Between the streaming wars and the pandemic, it’s been a topsy-turvy few years for Hollywood’s major studios.
Many aspects of the TV business have been turned inside-out by the subscription video-on-demand revolution. But now, as entertainment’s largest conglomerates face a perfect storm of financial pressures and macroeconomic uncertainty, there’s been a clear shift again to embrace the fundamentals and focus on profits, not market share, for new services.
For Hollywood, this means selling content to the highest bidder, especially to outlets outside the U.S. Business at MipTV, which runs April 17-19 in Cannes, and Mipcom in the fall, should reflect this renewed rush to bring in third-party bucks to help offset the ever-rising costs of scripted production.
“Fueled by cheap money and unbridled/naive optimism from [Wall Street], management teams were willing to spend whatever it took to establish their new streaming services,” Robert Fishman, a media analyst with MoffettNathanson, wrote in a research report published last month. But over the course of a difficult year, when media stock prices plunged, “companies [were] no longer willing to spend whatever it takes, in part because attitudes and strategies have shifted and rationalized, but also because their balance sheets no longer have what it takes,” Fishman wrote.
Indeed, Disney, Warner Bros., NBCUniversal, Paramount and others have invested heavily to the point of distraction in building new streaming platforms. To draw paying customers, Disney and others took a cue from Netflix in prioritizing exclusive content that could only be seen on Disney+ or HBO Max, a la the “Star Wars”-spinoff “The Mandalorian” and “Sex and the City” prequel “… And Just Like That.”

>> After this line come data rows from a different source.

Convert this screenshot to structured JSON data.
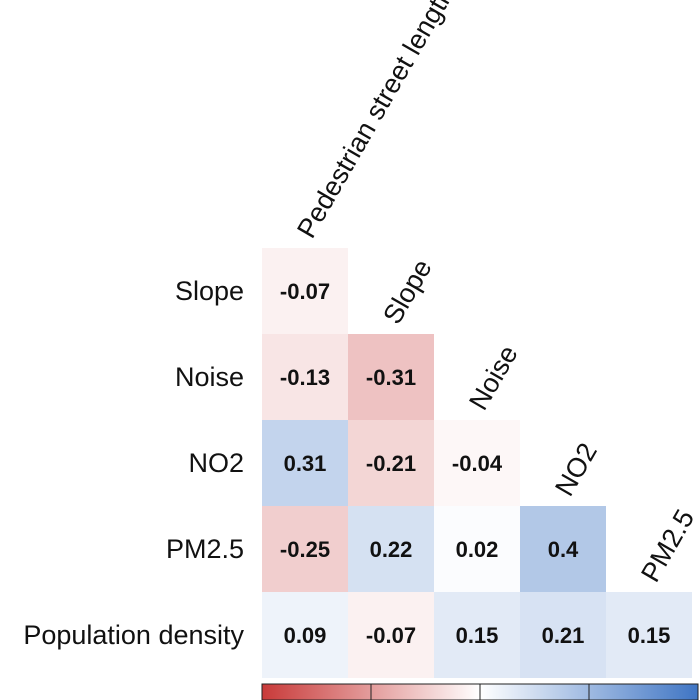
{
  "chart_data": {
    "type": "heatmap",
    "title": "",
    "subtitle": "",
    "xlabel": "",
    "ylabel": "",
    "column_labels": [
      "Pedestrian street length",
      "Slope",
      "Noise",
      "NO2",
      "PM2.5"
    ],
    "row_labels": [
      "Slope",
      "Noise",
      "NO2",
      "PM2.5",
      "Population density"
    ],
    "values": [
      [
        -0.07,
        null,
        null,
        null,
        null
      ],
      [
        -0.13,
        -0.31,
        null,
        null,
        null
      ],
      [
        0.31,
        -0.21,
        -0.04,
        null,
        null
      ],
      [
        -0.25,
        0.22,
        0.02,
        0.4,
        null
      ],
      [
        0.09,
        -0.07,
        0.15,
        0.21,
        0.15
      ]
    ],
    "value_labels": [
      [
        "-0.07",
        "",
        "",
        "",
        ""
      ],
      [
        "-0.13",
        "-0.31",
        "",
        "",
        ""
      ],
      [
        "0.31",
        "-0.21",
        "-0.04",
        "",
        ""
      ],
      [
        "-0.25",
        "0.22",
        "0.02",
        "0.4",
        ""
      ],
      [
        "0.09",
        "-0.07",
        "0.15",
        "0.21",
        "0.15"
      ]
    ],
    "color_scale": {
      "min": -1,
      "max": 1,
      "low_color": "#c83a39",
      "mid_color": "#ffffff",
      "high_color": "#3f75c4"
    },
    "layout": "lower-triangle",
    "grid": false,
    "legend": "colorbar-bottom"
  }
}
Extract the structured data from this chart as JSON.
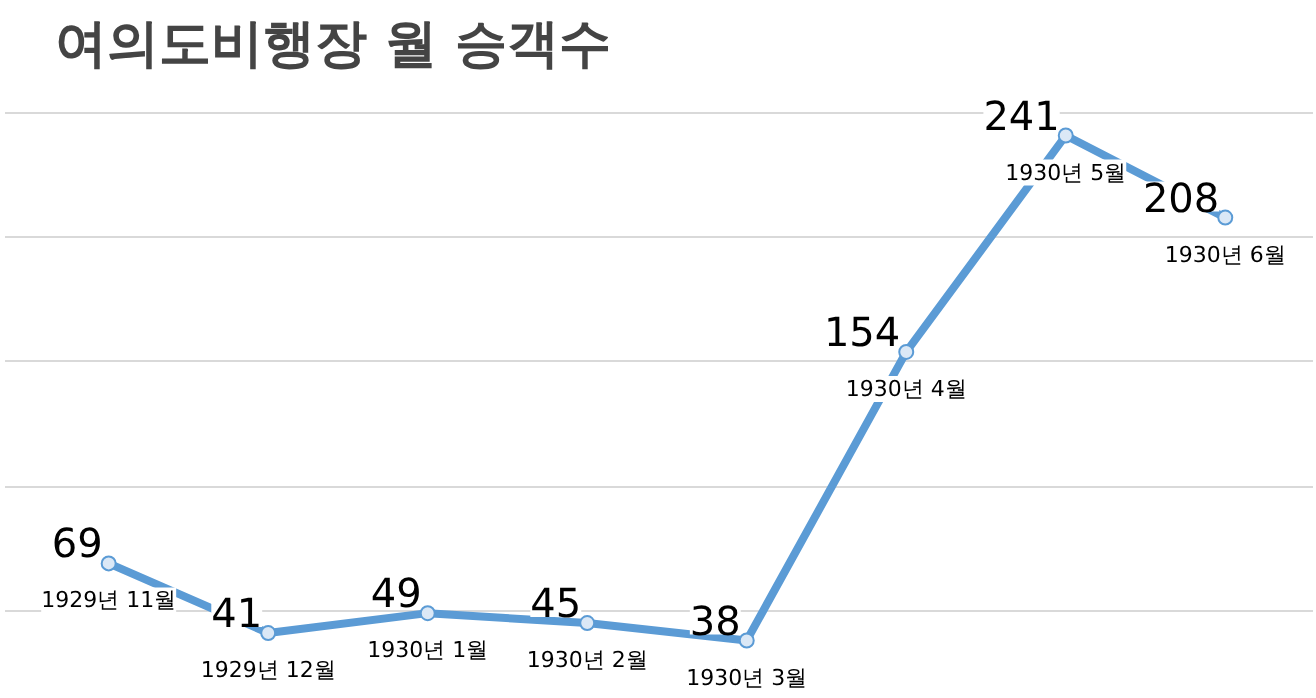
{
  "chart_data": {
    "type": "line",
    "title": "여의도비행장 월 승객수",
    "categories": [
      "1929년 11월",
      "1929년 12월",
      "1930년 1월",
      "1930년 2월",
      "1930년 3월",
      "1930년 4월",
      "1930년 5월",
      "1930년 6월"
    ],
    "series": [
      {
        "color": "#5b9bd5",
        "values": [
          69,
          41,
          49,
          45,
          38,
          154,
          241,
          208
        ]
      }
    ],
    "grid": "y",
    "tick_labels": false,
    "data_labels": true,
    "marker": "circle",
    "line_style": "solid"
  }
}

Netflix also changed the game in January 2016 by flipping the switch that took the streamer into 100-plus countries overnight. That move also encouraged traditional studios to think globally for the first time in a marketplace that had previously been tightly bound by geographical boundaries. All of a sudden, it seemed, the hottest properties coming out of Hollywood were not available for buyers in the U.K., Germany, Japan, India and other lucrative territories. “The Mandalorian” only patrols on Disney+ (and its sibling outlets) in those markets. “House of the Dragon,” HBO’s much-anticipated prequel to “Game of Thrones,” was the tip of the spear for driving international subscribers to HBO Max.
Amid the reality-check reckoning on content spending, Disney CEO Bob Iger has signaled that the Mouse House is easing back to a more traditional windowing strategy for some of its series and movies. Marquee titles from the Star Wars, Marvel and Pixar universes produced for Disney+ are likely to stay exclusive to Disney’s direct-to-consumer platform. But shows produced for ABC, Disney Channel, Disney XD and Freeform will be more readily available to outside buyers.
“We will consider on occasion licensing other content to third parties — that will be part of the strategy we deploy going forward,” Iger told investors on April 3 during Disney’s virtual annual meeting. “The primary shift that occurred in terms of licensing content to third parties came when we determined that the core strategy of the company going forward from a media (division) perspective would be — and should be — streaming. In order to achieve the goal of getting into the streaming business very successfully [in 2019], we felt we had to take control back of the content we had licensed to third parties.”
Last fall, Fox Corp. made a major presentation to attendees of Mipcom to talk up the company’s efforts to expand its international content licensing activity through acquisitions, such as MarVista Entertainment, and through heightened production activity at its other production banners.
Iger’s shifting sentiments have also been reflected in recent comments from his counterpart at Warner Bros. Discovery. The previous regime at WarnerMedia went all in on hoarding content for HBO Max. Since David Zaslav and his team took the reins of what became WB Discovery in April 2022, they’ve been vocal about returning to third-party content sales after realizing that the studio was leaving money on the table.
“We have the largest TV and motion picture library and we’re the biggest producer of quality content in the world,” Zaslav told investors on Feb. 23. “Selling that to drive free cash flow and to nourish the overall (company) so that we can be successful is important.”